Away from teaching, the manifesto says Labour would “scrap short funding cycles for key R&D institutions in favour of 10-year budgets that allow meaningful partnerships with industry to keep the UK at the forefront of global innovation” and would “work with universities to support spin-outs”.
Speaking at the Higher Education Policy Institute (Hepi) conference, Rob Ford, professor of political science at the University of Manchester, highlighted that all the polls show Labour heading for a large majority in the election.
The lack of any substantive commitment on higher education funding “suggests to me that they are aware there is a problem, and they want to keep their options open in terms of solving it”, he said.
“The problem will be there are a hundred dumpster fires, and who gets the fire extinguisher first is going to be difficult”, Professor Ford said, adding that the sector would have to show that its problems could also cause issues in healthcare, housing and early years education as it trains the practitioners in all these areas.
Paul Johnson, director of the Institute for Fiscal Studies, said there was not much in Labour’s manifesto on education, and that it remains to be seen what Sir Keir Starmer means by “finding a fairer way” of funding.
Assuming that Labour forms the next government, he said, it would be a particularly difficult few years for the higher education sector because it would be quite low down the “pecking order” in the new chancellor’s thinking.
“All of education, further education apart, has had a much less serious time of cuts than, for example, social care,” he told delegates at the Hepi conference.
“There’s a sense that despite the undoubted issues it’s facing, higher education won’t necessarily be at the front of the queue.”
Mr Johnson said politicians of all sides would argue that if they kick-start economic growth, things would be a lot easier – and that this would be the best way for the sector to make the case for improved funding to a Labour government.
“My sense is that this is going to be a government absolutely, relentlessly focused on growth, with a very different perspective to 2019, when the priority was to get rid of student fees. I don’t see that happening at all.
“If there is money to be expended, I don’t think most of that will be on making graduate repayments any less.”
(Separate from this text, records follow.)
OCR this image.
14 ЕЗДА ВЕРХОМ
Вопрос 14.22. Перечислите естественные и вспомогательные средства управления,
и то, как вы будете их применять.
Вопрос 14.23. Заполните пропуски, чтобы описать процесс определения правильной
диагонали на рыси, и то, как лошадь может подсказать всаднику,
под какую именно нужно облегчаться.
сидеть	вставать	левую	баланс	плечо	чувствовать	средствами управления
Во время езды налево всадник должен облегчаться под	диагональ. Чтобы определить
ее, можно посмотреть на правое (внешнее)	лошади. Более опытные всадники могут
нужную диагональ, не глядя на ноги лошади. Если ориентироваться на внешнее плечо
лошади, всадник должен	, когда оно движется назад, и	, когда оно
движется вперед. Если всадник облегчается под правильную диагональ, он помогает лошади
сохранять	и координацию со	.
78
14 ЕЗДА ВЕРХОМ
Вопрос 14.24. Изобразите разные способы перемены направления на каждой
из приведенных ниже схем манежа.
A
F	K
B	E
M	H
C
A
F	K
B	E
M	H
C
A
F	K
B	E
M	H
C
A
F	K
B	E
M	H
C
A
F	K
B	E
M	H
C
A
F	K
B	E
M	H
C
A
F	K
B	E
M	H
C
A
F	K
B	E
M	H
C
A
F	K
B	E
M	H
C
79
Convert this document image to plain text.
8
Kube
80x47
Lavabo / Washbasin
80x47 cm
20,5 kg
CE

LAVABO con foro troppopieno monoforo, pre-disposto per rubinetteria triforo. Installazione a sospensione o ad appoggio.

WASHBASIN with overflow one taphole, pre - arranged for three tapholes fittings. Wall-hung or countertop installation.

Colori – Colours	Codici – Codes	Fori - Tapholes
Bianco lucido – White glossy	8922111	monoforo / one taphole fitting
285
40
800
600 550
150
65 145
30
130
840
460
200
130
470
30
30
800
Reacting to the manifesto launch, Nick Harrison, the chief executive of education charity the Sutton Trust, said it was “encouraging that much of Labour’s growth narrative focuses on skills and jobs for the future and creating opportunity across the regions”, but he criticised the lack of “concrete plans” on how it would “ease the huge challenges students face in making ends meet while studying”.
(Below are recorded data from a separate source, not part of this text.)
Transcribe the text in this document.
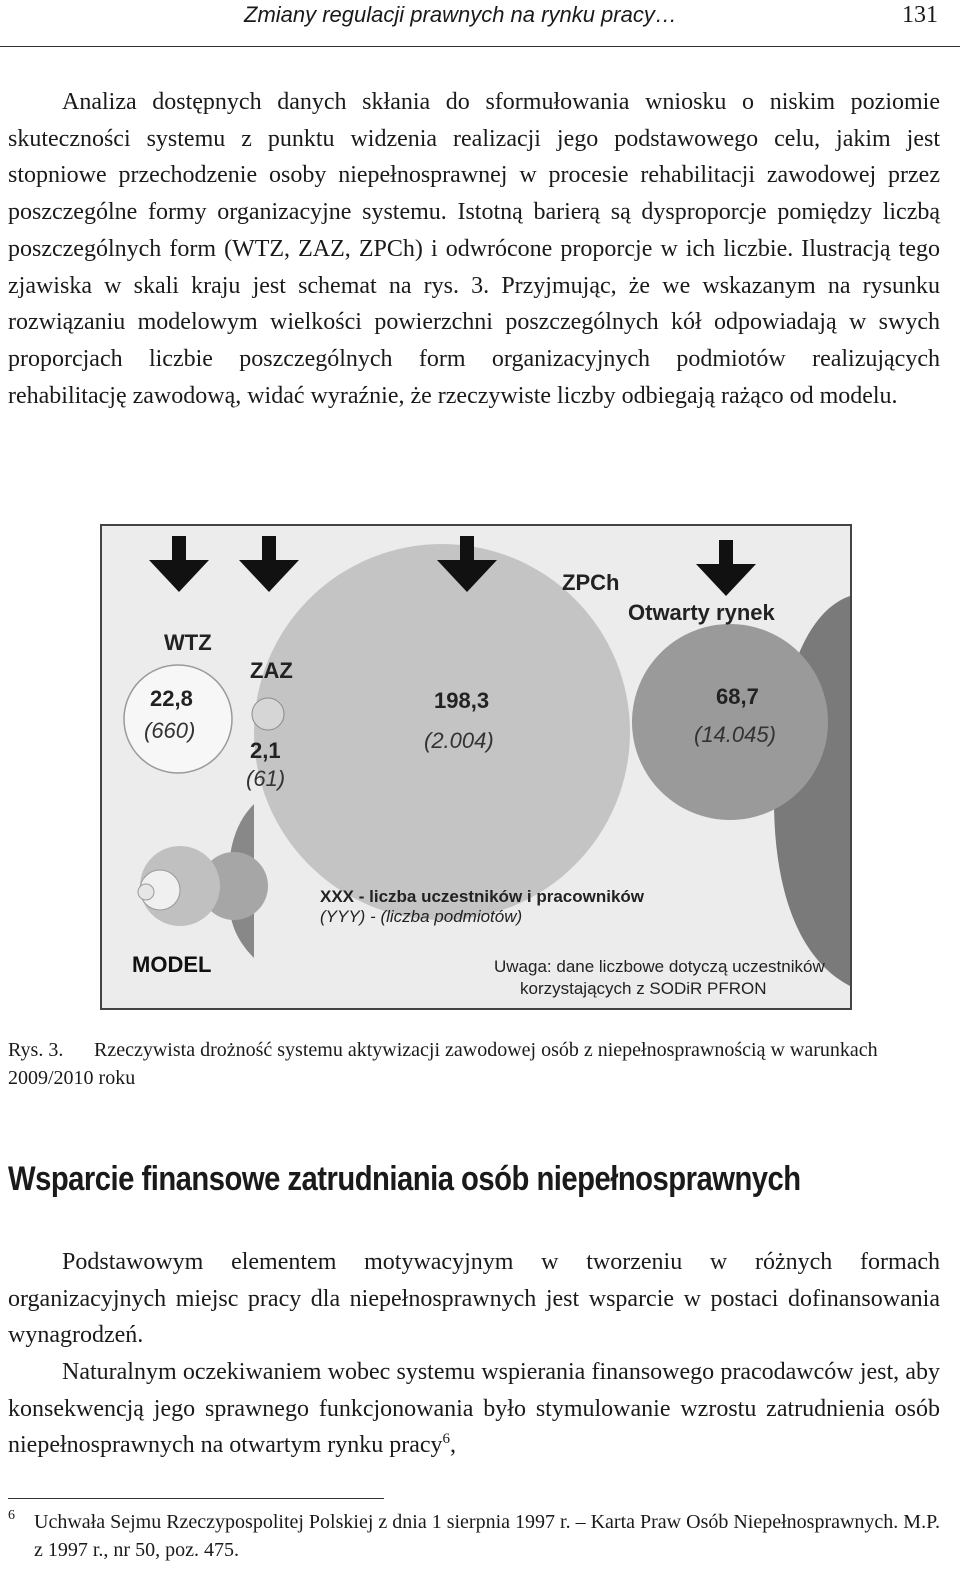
Zmiany regulacji prawnych na rynku pracy…	131

Analiza dostępnych danych skłania do sformułowania wniosku o niskim poziomie skuteczności systemu z punktu widzenia realizacji jego podstawowego celu, jakim jest stopniowe przechodzenie osoby niepełnosprawnej w procesie rehabilitacji zawodowej przez poszczególne formy organizacyjne systemu. Istotną barierą są dysproporcje pomiędzy liczbą poszczególnych form (WTZ, ZAZ, ZPCh) i odwrócone proporcje w ich liczbie. Ilustracją tego zjawiska w skali kraju jest schemat na rys. 3. Przyjmując, że we wskazanym na rysunku rozwiązaniu modelowym wielkości powierzchni poszczególnych kół odpowiadają w swych proporcjach liczbie poszczególnych form organizacyjnych podmiotów realizujących rehabilitację zawodową, widać wyraźnie, że rzeczywiste liczby odbiegają rażąco od modelu.

WTZ
ZAZ
ZPCh
Otwarty rynek
MODEL
22,8
(660)
2,1
(61)
198,3
(2.004)
68,7
(14.045)
XXX - liczba uczestników i pracowników
(YYY) - (liczba podmiotów)
Uwaga: dane liczbowe dotyczą uczestników
korzystających z SODiR PFRON

Rys. 3. Rzeczywista drożność systemu aktywizacji zawodowej osób z niepełnosprawnością w warunkach 2009/2010 roku

Wsparcie finansowe zatrudniania osób niepełnosprawnych

Podstawowym elementem motywacyjnym w tworzeniu w różnych formach organizacyjnych miejsc pracy dla niepełnosprawnych jest wsparcie w postaci dofinansowania wynagrodzeń.

Naturalnym oczekiwaniem wobec systemu wspierania finansowego pracodawców jest, aby konsekwencją jego sprawnego funkcjonowania było stymulowanie wzrostu zatrudnienia osób niepełnosprawnych na otwartym rynku pracy$^6$,

6 Uchwała Sejmu Rzeczypospolitej Polskiej z dnia 1 sierpnia 1997 r. – Karta Praw Osób Niepełnosprawnych. M.P. z 1997 r., nr 50, poz. 475.
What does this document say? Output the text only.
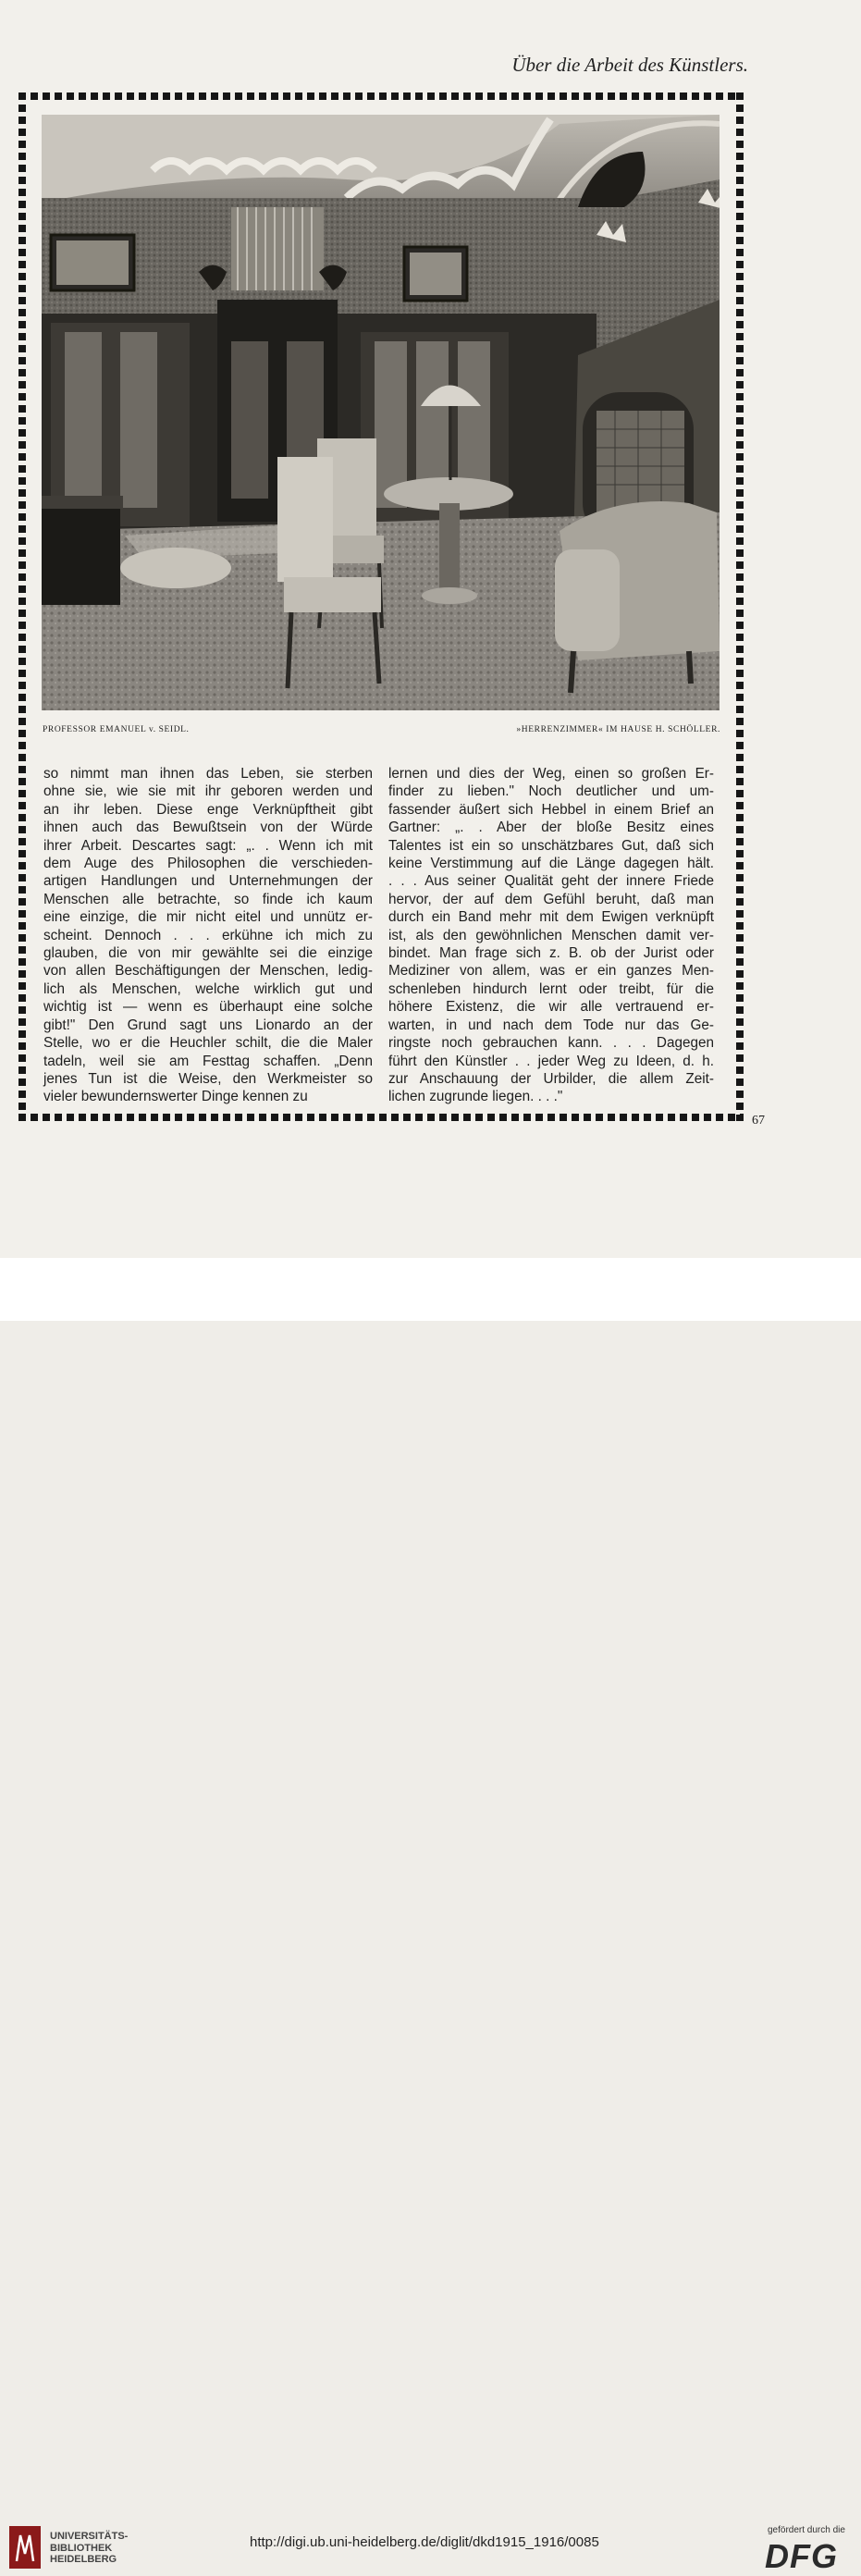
Über die Arbeit des Künstlers.
PROFESSOR EMANUEL v. SEIDL.	»HERRENZIMMER« IM HAUSE H. SCHÖLLER.
so nimmt man ihnen das Leben, sie sterben
ohne sie, wie sie mit ihr geboren werden und
an ihr leben. Diese enge Verknüpftheit gibt
ihnen auch das Bewußtsein von der Würde
ihrer Arbeit. Descartes sagt: „. . Wenn ich mit
dem Auge des Philosophen die verschieden-
artigen Handlungen und Unternehmungen der
Menschen alle betrachte, so finde ich kaum
eine einzige, die mir nicht eitel und unnütz er-
scheint. Dennoch . . . erkühne ich mich zu
glauben, die von mir gewählte sei die einzige
von allen Beschäftigungen der Menschen, ledig-
lich als Menschen, welche wirklich gut und
wichtig ist — wenn es überhaupt eine solche
gibt!" Den Grund sagt uns Lionardo an der
Stelle, wo er die Heuchler schilt, die die Maler
tadeln, weil sie am Festtag schaffen. „Denn
jenes Tun ist die Weise, den Werkmeister so
vieler bewundernswerter Dinge kennen zu
lernen und dies der Weg, einen so großen Er-
finder zu lieben." Noch deutlicher und um-
fassender äußert sich Hebbel in einem Brief an
Gartner: „. . Aber der bloße Besitz eines
Talentes ist ein so unschätzbares Gut, daß sich
keine Verstimmung auf die Länge dagegen hält.
. . . Aus seiner Qualität geht der innere Friede
hervor, der auf dem Gefühl beruht, daß man
durch ein Band mehr mit dem Ewigen verknüpft
ist, als den gewöhnlichen Menschen damit ver-
bindet. Man frage sich z. B. ob der Jurist oder
Mediziner von allem, was er ein ganzes Men-
schenleben hindurch lernt oder treibt, für die
höhere Existenz, die wir alle vertrauend er-
warten, in und nach dem Tode nur das Ge-
ringste noch gebrauchen kann. . . . Dagegen
führt den Künstler . . jeder Weg zu Ideen, d. h.
zur Anschauung der Urbilder, die allem Zeit-
lichen zugrunde liegen. . . ."
67
UNIVERSITÄTS-
BIBLIOTHEK
HEIDELBERG
http://digi.ub.uni-heidelberg.de/diglit/dkd1915_1916/0085
gefördert durch die
DFG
The University and College Union’s general secretary, Jo Grady, said Labour would have to “deliver radical solutions to the systemic crises facing our colleges and universities”, adding that the “higher education funding model is broken beyond repair” and that it was “not a crisis that can be dealt with on the cheap”.
“We need to sweep away tuition fees, as Keir Starmer pledged to do, and replace them with sustained, long-term public funding. Anything less would be a continuation of sticking-plaster politics,” she said.